Nessun beneficio. Si trattava di studi di fase 3, nei quali si testa l'efficacia dei farmaci su sintomi, qualità della vita e sopravvivenza, confrontandoli con altri farmaci, con un placebo o con l'assenza di trattamento. Sono stati bloccati in seguito a uno "studio di futilità" (l'incapacità di un trial clinico di raggiungere gli obiettivi proposti) e non per problemi legati alla sicurezza del farmaco. Un comitato indipendente ha analizzato i dati sui pazienti e stabilito che l'aducanumab non rallenta né contrasta i danni sul cervello di questa forma di demenza.
aspettative deluse.
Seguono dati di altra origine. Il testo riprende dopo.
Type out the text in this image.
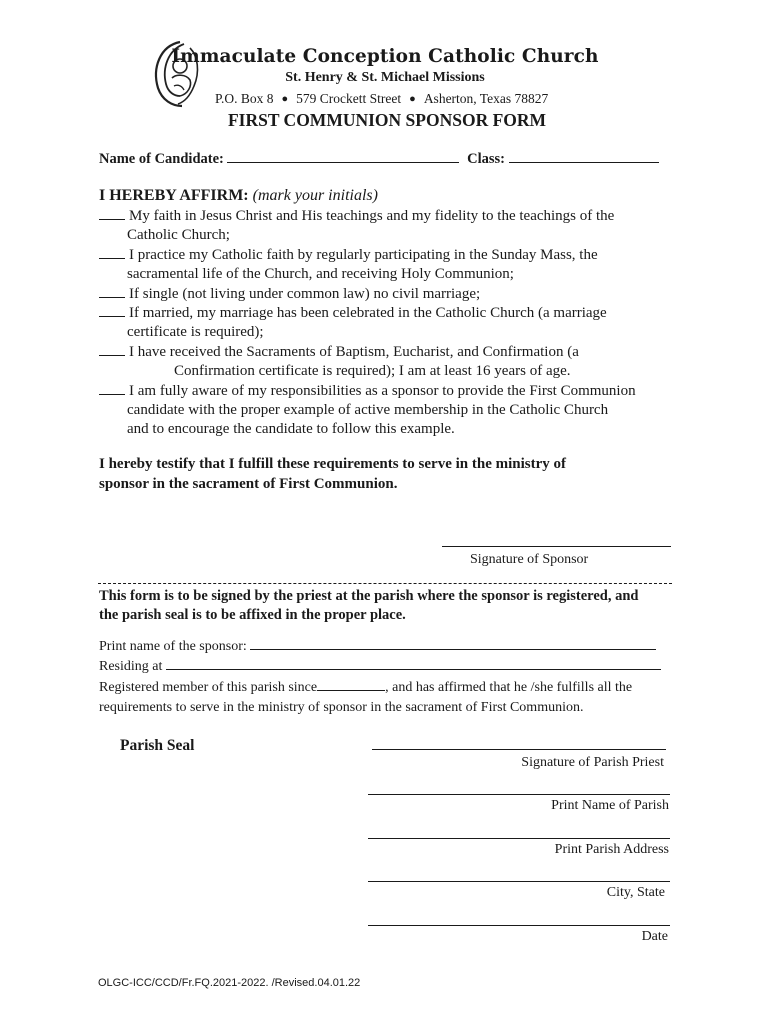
Immaculate Conception Catholic Church
St. Henry & St. Michael Missions
P.O. Box 8 ● 579 Crockett Street ● Asherton, Texas 78827
FIRST COMMUNION SPONSOR FORM
Name of Candidate:	Class:
I HEREBY AFFIRM: (mark your initials)
My faith in Jesus Christ and His teachings and my fidelity to the teachings of the
Catholic Church;
I practice my Catholic faith by regularly participating in the Sunday Mass, the
sacramental life of the Church, and receiving Holy Communion;
If single (not living under common law) no civil marriage;
If married, my marriage has been celebrated in the Catholic Church (a marriage
certificate is required);
I have received the Sacraments of Baptism, Eucharist, and Confirmation (a
Confirmation certificate is required); I am at least 16 years of age.
I am fully aware of my responsibilities as a sponsor to provide the First Communion
candidate with the proper example of active membership in the Catholic Church
and to encourage the candidate to follow this example.
I hereby testify that I fulfill these requirements to serve in the ministry of
sponsor in the sacrament of First Communion.
Signature of Sponsor
This form is to be signed by the priest at the parish where the sponsor is registered, and
the parish seal is to be affixed in the proper place.
Print name of the sponsor:
Residing at
Registered member of this parish since	, and has affirmed that he /she fulfills all the
requirements to serve in the ministry of sponsor in the sacrament of First Communion.
Parish Seal
Signature of Parish Priest
Print Name of Parish
Print Parish Address
City, State
Date
OLGC-ICC/CCD/Fr.FQ.2021-2022. /Revised.04.01.22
La molecola era considerata tra le più promettenti nonché una delle poche speranze rimaste di arrivare a una parziale terapia contro l'Alzheimer in tempi rapidi. Le placche amiloidi sono aggregati di un peptide (un "frammento" di proteina: in questo caso, la beta-amiloide) che esercitano un'azione tossica sui neuroni. Non è chiaro se il loro accumulo sia tra le cause, o piuttosto un effetto della malattia, ma a lungo sono state il principale obiettivo delle sperimentazioni farmacologiche.
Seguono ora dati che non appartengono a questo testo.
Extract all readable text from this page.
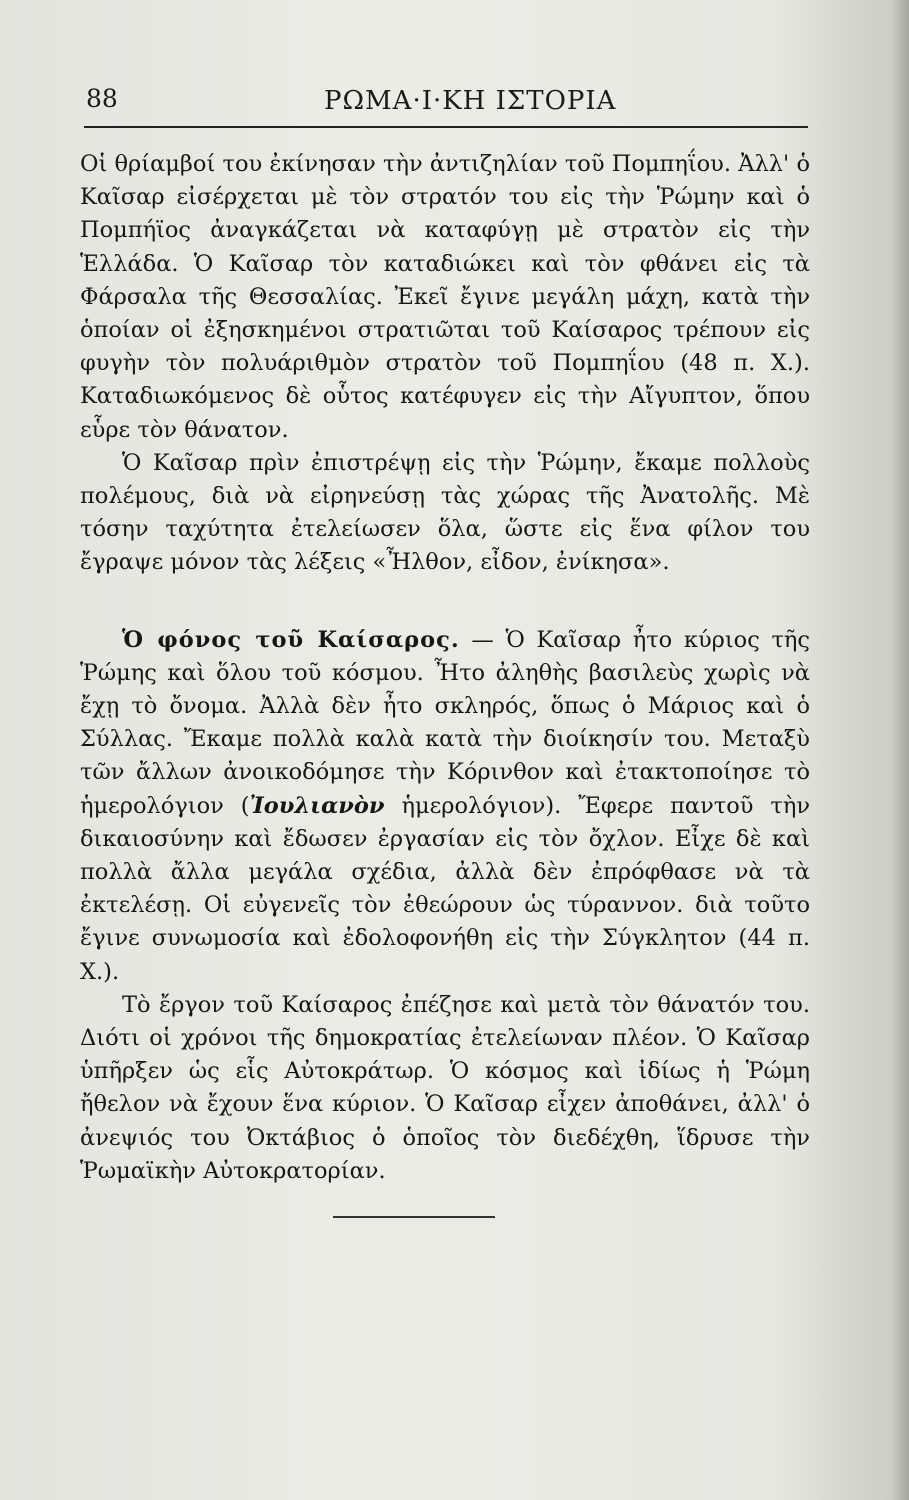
88	ΡΩΜΑ·Ι·ΚΗ ΙΣΤΟΡΙΑ

Οἱ θρίαμβοί του ἐκίνησαν τὴν ἀντιζηλίαν τοῦ Πομπηΐου. Ἀλλ' ὁ Καῖσαρ εἰσέρχεται μὲ τὸν στρατόν του εἰς τὴν Ῥώμην καὶ ὁ Πομπήϊος ἀναγκάζεται νὰ καταφύγῃ μὲ στρατὸν εἰς τὴν Ἑλλάδα. Ὁ Καῖσαρ τὸν καταδιώκει καὶ τὸν φθάνει εἰς τὰ Φάρσαλα τῆς Θεσσαλίας. Ἐκεῖ ἔγινε μεγάλη μάχη, κατὰ τὴν ὁποίαν οἱ ἐξησκημένοι στρατιῶται τοῦ Καίσαρος τρέπουν εἰς φυγὴν τὸν πολυάριθμὸν στρατὸν τοῦ Πομπηΐου (48 π. Χ.). Καταδιωκόμενος δὲ οὗτος κατέφυγεν εἰς τὴν Αἴγυπτον, ὅπου εὗρε τὸν θάνατον.

Ὁ Καῖσαρ πρὶν ἐπιστρέψῃ εἰς τὴν Ῥώμην, ἔκαμε πολλοὺς πολέμους, διὰ νὰ εἰρηνεύσῃ τὰς χώρας τῆς Ἀνατολῆς. Μὲ τόσην ταχύτητα ἐτελείωσεν ὅλα, ὥστε εἰς ἕνα φίλον του ἔγραψε μόνον τὰς λέξεις «Ἦλθον, εἶδον, ἐνίκησα».

Ὁ φόνος τοῦ Καίσαρος. — Ὁ Καῖσαρ ἦτο κύριος τῆς Ῥώμης καὶ ὅλου τοῦ κόσμου. Ἦτο ἀληθὴς βασιλεὺς χωρὶς νὰ ἔχῃ τὸ ὄνομα. Ἀλλὰ δὲν ἦτο σκληρός, ὅπως ὁ Μάριος καὶ ὁ Σύλλας. Ἔκαμε πολλὰ καλὰ κατὰ τὴν διοίκησίν του. Μεταξὺ τῶν ἄλλων ἀνοικοδόμησε τὴν Κόρινθον καὶ ἐτακτοποίησε τὸ ἡμερολόγιον (Ἰουλιανὸν ἡμερολόγιον). Ἔφερε παντοῦ τὴν δικαιοσύνην καὶ ἔδωσεν ἐργασίαν εἰς τὸν ὄχλον. Εἶχε δὲ καὶ πολλὰ ἄλλα μεγάλα σχέδια, ἀλλὰ δὲν ἐπρόφθασε νὰ τὰ ἐκτελέσῃ. Οἱ εὐγενεῖς τὸν ἐθεώρουν ὡς τύραννον. διὰ τοῦτο ἔγινε συνωμοσία καὶ ἐδολοφονήθη εἰς τὴν Σύγκλητον (44 π. Χ.).

Τὸ ἔργον τοῦ Καίσαρος ἐπέζησε καὶ μετὰ τὸν θάνατόν του. Διότι οἱ χρόνοι τῆς δημοκρατίας ἐτελείωναν πλέον. Ὁ Καῖσαρ ὑπῆρξεν ὡς εἷς Αὐτοκράτωρ. Ὁ κόσμος καὶ ἰδίως ἡ Ῥώμη ἤθελον νὰ ἔχουν ἕνα κύριον. Ὁ Καῖσαρ εἶχεν ἀποθάνει, ἀλλ' ὁ ἀνεψιός του Ὀκτάβιος ὁ ὁποῖος τὸν διεδέχθη, ἵδρυσε τὴν Ῥωμαϊκὴν Αὐτοκρατορίαν.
L'aducanumab è stato sviluppato analizzando le cellule immunitarie di pazienti anziani senza segni di deterioramento cognitivo: un particolare anticorpo sembrava proteggerli dalle placche amiloidi. Biogen ha brevettato questa molecola che, nelle prime fasi della sperimentazione clinica, sembrava ridurre gli aggregati nocivi dai neuroni dei pazienti con Alzheimer, migliorandone le funzioni cognitive. Ecco perché negli ultimi anni gli occhi della comunità scientifica e delle famiglie di pazienti con Alzheimer erano puntati su questo studio.
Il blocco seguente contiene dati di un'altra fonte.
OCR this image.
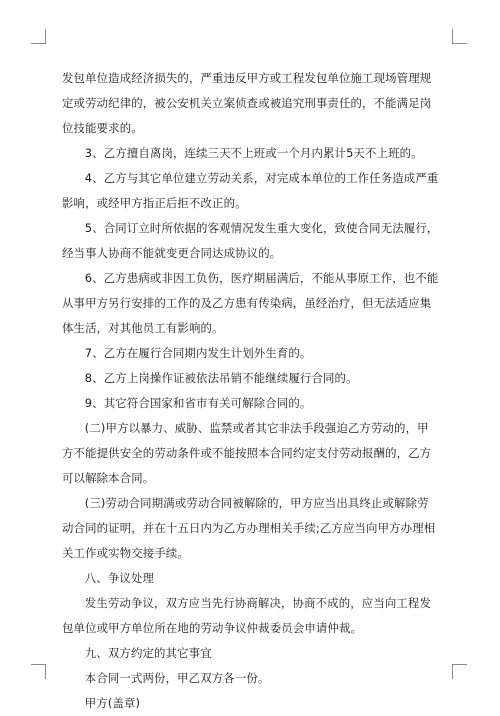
发包单位造成经济损失的，严重违反甲方或工程发包单位施工现场管理规定或劳动纪律的，被公安机关立案侦查或被追究刑事责任的，不能满足岗位技能要求的。

3、乙方擅自离岗，连续三天不上班或一个月内累计5天不上班的。

4、乙方与其它单位建立劳动关系，对完成本单位的工作任务造成严重影响，或经甲方指正后拒不改正的。

5、合同订立时所依据的客观情况发生重大变化，致使合同无法履行，经当事人协商不能就变更合同达成协议的。

6、乙方患病或非因工负伤，医疗期届满后，不能从事原工作，也不能从事甲方另行安排的工作的及乙方患有传染病，虽经治疗，但无法适应集体生活，对其他员工有影响的。

7、乙方在履行合同期内发生计划外生育的。

8、乙方上岗操作证被依法吊销不能继续履行合同的。

9、其它符合国家和省市有关可解除合同的。

(二)甲方以暴力、威胁、监禁或者其它非法手段强迫乙方劳动的，甲方不能提供安全的劳动条件或不能按照本合同约定支付劳动报酬的，乙方可以解除本合同。

(三)劳动合同期满或劳动合同被解除的，甲方应当出具终止或解除劳动合同的证明，并在十五日内为乙方办理相关手续;乙方应当向甲方办理相关工作或实物交接手续。

八、争议处理

发生劳动争议，双方应当先行协商解决，协商不成的，应当向工程发包单位或甲方单位所在地的劳动争议仲裁委员会申请仲裁。

九、双方约定的其它事宜

本合同一式两份，甲乙双方各一份。

甲方(盖章)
Che cosa ci sfugge? La nuova sospensione segue una lunga scia di insuccessi nella ricerca di una terapia contro una condizione che colpisce, solo in Italia, circa 500 mila persone. L'ennesimo fallimento ha riportato a galla il dibattito su quale debba essere il bersaglio di chi fa ricerca in questo campo: l'incapacità nel trattare, o anche solo rallentare la malattia prendendo di mira le placche amiloidi hanno fatto ipotizzare che si debba intervenire a monte, su alcune cause di base, e che ci sia qualcosa di sbagliato nell'attuale comprensione dell'Alzheimer.
Forse, un intervento sulle placche già formate è già tardivo, e occorrerebbe agire molto prima che possano formarsi.
Altre strade della ricerca si stanno concentrando sui grovigli di proteina tau (un altro aggregato proteico che si accompagna alla condizione) ma anche sul rapporto tra Alzheimer e herpes, mancanza di sonno, malattie gengivali. Occorre tornare a considerare il quadro più ampio.